Financial emigration does not affect your citizenship
Irrespective of where you are in the world, you are still a South African. Making the decision to emigrate financially will not affect your citizenship status. It simply implies that you are no longer a financial resident of South Africa which means a different set of exchange control rules will regulate how you move money out of the country.
You can still make, and move money from South Africa
Financial emigration does not bar you from making money in South Africa or moving money out of the country. If you have assets left in South Africa, they can still generate an income, but your finances will, from now on, be regulated by a banking institution via a capital bank account (previously known as a blocked account). This account does not ‘block’ your money it simply means you now have a single account through which your money can flow easily, out of South Africa.

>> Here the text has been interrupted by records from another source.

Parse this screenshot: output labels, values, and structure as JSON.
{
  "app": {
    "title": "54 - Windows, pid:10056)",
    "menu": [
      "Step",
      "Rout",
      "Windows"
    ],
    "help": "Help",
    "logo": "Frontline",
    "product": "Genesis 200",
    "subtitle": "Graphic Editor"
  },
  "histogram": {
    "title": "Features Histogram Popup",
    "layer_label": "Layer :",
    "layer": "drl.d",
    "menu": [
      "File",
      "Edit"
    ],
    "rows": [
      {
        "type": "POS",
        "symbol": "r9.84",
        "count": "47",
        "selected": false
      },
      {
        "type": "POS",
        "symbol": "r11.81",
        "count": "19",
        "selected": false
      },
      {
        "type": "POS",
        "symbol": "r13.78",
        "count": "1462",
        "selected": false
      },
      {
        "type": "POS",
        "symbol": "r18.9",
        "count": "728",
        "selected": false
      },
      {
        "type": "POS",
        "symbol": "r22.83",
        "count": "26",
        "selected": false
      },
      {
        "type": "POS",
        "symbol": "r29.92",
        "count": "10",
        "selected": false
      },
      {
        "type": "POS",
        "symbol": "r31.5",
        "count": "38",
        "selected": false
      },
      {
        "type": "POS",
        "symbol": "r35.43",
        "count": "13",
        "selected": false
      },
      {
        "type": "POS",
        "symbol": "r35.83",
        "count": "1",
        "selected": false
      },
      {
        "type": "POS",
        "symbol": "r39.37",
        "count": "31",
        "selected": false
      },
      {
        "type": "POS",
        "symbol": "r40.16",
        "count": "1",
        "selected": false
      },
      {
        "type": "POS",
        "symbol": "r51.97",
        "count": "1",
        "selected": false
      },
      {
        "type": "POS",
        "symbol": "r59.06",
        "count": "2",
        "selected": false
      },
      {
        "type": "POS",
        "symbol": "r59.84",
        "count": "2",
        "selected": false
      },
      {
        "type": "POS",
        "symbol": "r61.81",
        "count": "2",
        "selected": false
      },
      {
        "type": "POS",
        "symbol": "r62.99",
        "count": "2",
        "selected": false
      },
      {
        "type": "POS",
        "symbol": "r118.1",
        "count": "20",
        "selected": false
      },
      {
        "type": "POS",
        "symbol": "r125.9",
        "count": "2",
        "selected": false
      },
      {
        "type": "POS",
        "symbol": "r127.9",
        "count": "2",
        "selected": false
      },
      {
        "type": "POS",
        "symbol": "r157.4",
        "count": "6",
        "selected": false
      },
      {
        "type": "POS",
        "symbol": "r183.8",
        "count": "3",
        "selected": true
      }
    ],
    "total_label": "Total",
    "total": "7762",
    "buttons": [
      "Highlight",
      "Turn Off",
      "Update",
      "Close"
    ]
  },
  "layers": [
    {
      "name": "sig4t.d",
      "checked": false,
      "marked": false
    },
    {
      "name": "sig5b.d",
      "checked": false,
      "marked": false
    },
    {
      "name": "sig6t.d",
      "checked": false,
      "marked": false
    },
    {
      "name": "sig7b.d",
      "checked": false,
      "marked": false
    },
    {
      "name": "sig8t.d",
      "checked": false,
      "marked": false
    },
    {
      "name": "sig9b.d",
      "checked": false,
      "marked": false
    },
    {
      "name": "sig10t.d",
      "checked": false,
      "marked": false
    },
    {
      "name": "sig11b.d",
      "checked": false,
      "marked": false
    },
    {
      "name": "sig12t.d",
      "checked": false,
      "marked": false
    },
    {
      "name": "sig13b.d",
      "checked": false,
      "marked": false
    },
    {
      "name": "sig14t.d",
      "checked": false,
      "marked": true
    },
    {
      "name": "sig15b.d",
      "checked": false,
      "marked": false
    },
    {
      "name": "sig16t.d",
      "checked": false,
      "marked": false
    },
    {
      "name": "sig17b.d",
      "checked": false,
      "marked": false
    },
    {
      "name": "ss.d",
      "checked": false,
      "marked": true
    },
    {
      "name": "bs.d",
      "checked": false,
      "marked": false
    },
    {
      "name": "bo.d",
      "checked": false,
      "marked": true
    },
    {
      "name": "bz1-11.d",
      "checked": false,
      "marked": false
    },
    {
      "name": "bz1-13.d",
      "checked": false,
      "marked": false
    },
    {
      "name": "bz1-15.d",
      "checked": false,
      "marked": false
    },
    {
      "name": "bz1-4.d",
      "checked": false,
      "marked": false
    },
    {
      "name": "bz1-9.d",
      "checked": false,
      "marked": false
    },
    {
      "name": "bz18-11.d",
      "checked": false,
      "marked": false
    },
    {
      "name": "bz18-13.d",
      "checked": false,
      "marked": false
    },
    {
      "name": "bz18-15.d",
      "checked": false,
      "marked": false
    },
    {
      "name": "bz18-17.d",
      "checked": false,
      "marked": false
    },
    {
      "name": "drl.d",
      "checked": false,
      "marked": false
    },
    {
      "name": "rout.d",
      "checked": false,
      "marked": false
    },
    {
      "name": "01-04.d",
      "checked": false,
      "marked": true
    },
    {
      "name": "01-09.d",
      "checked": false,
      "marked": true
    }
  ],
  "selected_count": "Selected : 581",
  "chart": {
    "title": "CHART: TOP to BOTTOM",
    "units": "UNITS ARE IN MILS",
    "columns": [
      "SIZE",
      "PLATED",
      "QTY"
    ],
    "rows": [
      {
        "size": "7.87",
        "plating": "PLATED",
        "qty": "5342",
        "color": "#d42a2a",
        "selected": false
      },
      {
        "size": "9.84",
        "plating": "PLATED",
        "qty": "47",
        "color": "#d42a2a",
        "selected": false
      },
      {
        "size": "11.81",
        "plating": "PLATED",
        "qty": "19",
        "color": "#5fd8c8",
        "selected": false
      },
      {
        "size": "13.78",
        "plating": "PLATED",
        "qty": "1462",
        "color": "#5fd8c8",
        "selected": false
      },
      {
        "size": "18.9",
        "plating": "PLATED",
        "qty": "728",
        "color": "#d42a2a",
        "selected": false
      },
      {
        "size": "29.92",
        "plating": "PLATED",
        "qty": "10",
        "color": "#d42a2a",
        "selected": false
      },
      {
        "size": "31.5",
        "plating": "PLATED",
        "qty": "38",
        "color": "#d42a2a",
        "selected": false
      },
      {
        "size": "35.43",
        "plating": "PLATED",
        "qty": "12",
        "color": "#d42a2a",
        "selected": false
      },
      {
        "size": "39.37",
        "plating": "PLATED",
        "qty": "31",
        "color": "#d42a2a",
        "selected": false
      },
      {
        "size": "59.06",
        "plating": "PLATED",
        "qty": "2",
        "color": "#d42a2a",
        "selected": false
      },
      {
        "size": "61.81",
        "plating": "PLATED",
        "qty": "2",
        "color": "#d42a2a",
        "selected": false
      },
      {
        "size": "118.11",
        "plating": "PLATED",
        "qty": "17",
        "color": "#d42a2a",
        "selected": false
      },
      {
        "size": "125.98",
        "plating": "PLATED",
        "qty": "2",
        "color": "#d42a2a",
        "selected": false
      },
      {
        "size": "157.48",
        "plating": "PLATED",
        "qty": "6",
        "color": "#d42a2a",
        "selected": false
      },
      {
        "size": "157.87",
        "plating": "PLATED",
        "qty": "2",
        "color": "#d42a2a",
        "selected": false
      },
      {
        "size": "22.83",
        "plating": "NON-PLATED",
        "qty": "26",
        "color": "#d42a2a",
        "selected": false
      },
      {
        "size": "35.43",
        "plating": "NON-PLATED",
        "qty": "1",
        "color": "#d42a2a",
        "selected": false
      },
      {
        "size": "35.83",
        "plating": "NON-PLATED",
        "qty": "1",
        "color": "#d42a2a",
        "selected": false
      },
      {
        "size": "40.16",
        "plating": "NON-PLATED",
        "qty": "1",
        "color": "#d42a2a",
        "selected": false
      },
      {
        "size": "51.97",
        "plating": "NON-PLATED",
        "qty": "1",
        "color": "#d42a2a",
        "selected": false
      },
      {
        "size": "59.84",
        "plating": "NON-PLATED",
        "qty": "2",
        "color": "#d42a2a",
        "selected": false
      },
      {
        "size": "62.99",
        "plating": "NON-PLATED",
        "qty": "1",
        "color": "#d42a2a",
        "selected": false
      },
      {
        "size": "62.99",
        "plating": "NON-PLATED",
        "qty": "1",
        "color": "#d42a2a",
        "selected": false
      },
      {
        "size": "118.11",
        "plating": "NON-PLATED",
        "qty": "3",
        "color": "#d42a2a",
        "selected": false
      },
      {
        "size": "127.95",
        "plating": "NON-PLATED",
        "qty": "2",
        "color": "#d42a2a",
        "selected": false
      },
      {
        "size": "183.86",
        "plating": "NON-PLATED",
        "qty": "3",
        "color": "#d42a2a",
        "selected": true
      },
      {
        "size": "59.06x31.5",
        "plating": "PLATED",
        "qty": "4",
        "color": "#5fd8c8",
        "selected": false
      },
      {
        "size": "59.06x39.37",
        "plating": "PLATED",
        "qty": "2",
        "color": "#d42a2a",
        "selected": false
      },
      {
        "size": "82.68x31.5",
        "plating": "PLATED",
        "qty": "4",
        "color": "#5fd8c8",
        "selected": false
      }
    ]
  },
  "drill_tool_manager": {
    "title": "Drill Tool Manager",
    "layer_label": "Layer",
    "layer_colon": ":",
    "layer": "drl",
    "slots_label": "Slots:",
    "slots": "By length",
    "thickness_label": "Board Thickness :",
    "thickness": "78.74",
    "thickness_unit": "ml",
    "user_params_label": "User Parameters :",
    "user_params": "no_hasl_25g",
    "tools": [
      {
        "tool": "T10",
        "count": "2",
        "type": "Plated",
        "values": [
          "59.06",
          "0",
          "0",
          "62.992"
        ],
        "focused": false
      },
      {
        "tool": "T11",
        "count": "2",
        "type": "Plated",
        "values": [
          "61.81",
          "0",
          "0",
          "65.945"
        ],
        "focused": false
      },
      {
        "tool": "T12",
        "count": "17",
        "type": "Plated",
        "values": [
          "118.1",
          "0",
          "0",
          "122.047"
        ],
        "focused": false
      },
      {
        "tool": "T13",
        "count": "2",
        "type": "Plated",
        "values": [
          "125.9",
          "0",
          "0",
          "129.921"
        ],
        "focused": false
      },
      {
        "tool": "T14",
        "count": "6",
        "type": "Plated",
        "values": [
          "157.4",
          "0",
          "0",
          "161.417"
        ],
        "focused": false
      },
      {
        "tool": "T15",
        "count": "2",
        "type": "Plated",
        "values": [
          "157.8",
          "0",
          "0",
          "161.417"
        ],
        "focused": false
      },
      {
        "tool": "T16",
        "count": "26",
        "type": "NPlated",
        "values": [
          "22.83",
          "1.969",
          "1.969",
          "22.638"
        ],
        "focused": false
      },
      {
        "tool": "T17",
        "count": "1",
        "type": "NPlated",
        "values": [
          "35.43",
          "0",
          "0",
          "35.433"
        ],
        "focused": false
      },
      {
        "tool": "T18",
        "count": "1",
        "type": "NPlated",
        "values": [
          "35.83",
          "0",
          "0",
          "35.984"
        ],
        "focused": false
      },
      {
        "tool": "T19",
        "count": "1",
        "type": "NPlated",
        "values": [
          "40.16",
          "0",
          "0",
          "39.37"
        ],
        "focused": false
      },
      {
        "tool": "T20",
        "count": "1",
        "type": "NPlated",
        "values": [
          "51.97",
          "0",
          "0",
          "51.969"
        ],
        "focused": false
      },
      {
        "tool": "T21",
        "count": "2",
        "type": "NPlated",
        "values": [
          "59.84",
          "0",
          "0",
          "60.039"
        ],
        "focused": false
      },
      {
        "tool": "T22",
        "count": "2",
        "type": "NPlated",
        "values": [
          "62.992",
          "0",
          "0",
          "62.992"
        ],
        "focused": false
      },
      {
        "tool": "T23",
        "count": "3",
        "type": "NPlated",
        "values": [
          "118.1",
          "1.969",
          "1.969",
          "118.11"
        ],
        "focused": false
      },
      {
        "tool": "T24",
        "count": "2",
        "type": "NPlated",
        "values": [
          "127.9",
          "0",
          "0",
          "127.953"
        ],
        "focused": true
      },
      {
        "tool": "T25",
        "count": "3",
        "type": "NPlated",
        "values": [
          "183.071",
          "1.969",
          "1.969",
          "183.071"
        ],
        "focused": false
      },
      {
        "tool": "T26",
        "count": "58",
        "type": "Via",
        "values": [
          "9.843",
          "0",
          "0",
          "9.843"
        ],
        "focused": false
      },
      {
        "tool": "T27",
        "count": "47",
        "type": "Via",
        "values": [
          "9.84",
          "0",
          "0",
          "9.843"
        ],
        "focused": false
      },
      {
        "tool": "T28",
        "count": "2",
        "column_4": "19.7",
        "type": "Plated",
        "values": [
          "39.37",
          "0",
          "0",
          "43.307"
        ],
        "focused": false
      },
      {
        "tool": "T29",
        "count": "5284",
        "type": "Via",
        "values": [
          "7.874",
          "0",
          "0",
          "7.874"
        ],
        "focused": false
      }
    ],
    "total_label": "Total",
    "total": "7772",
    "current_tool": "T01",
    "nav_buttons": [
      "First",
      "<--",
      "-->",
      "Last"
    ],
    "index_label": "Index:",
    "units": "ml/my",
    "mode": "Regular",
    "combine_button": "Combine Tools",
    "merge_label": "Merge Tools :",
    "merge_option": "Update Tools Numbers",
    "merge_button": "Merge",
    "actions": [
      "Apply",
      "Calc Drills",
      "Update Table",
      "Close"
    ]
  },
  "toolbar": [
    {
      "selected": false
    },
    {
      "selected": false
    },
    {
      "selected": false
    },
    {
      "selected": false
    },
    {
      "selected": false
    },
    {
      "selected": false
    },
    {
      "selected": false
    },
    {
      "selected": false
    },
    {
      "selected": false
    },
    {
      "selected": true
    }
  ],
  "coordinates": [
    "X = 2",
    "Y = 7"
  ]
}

If you have a retirement annuity, it’s your best choice
If you have a retirement annuity in South Africa, you can surrender it and transfer the funds offshore, irrespective of your age, for a significant financial boost. In most cases, early surrender of a retirement annuity is not an option for South African expats who haven’t financially emigrated. But if you’re starting a new life abroad, chances are you probably don’t have surplus cash lying around. By surrendering your retirement annuity you have the freedom to spend your money to assist your move or you can reinvest the money offshore to earn interest in a stronger currency.
If you’re planning on staying abroad financial emigration makes sense
For those who’ve opted for permanent relocation, financial emigration simply makes sense from an administrative point of view. A capital bank account simplifies your finances back home as the account is managed by a single banking institution. You will no longer have banking fees linked to online accounts or cards and you won’t have multiple accounts to manage remotely.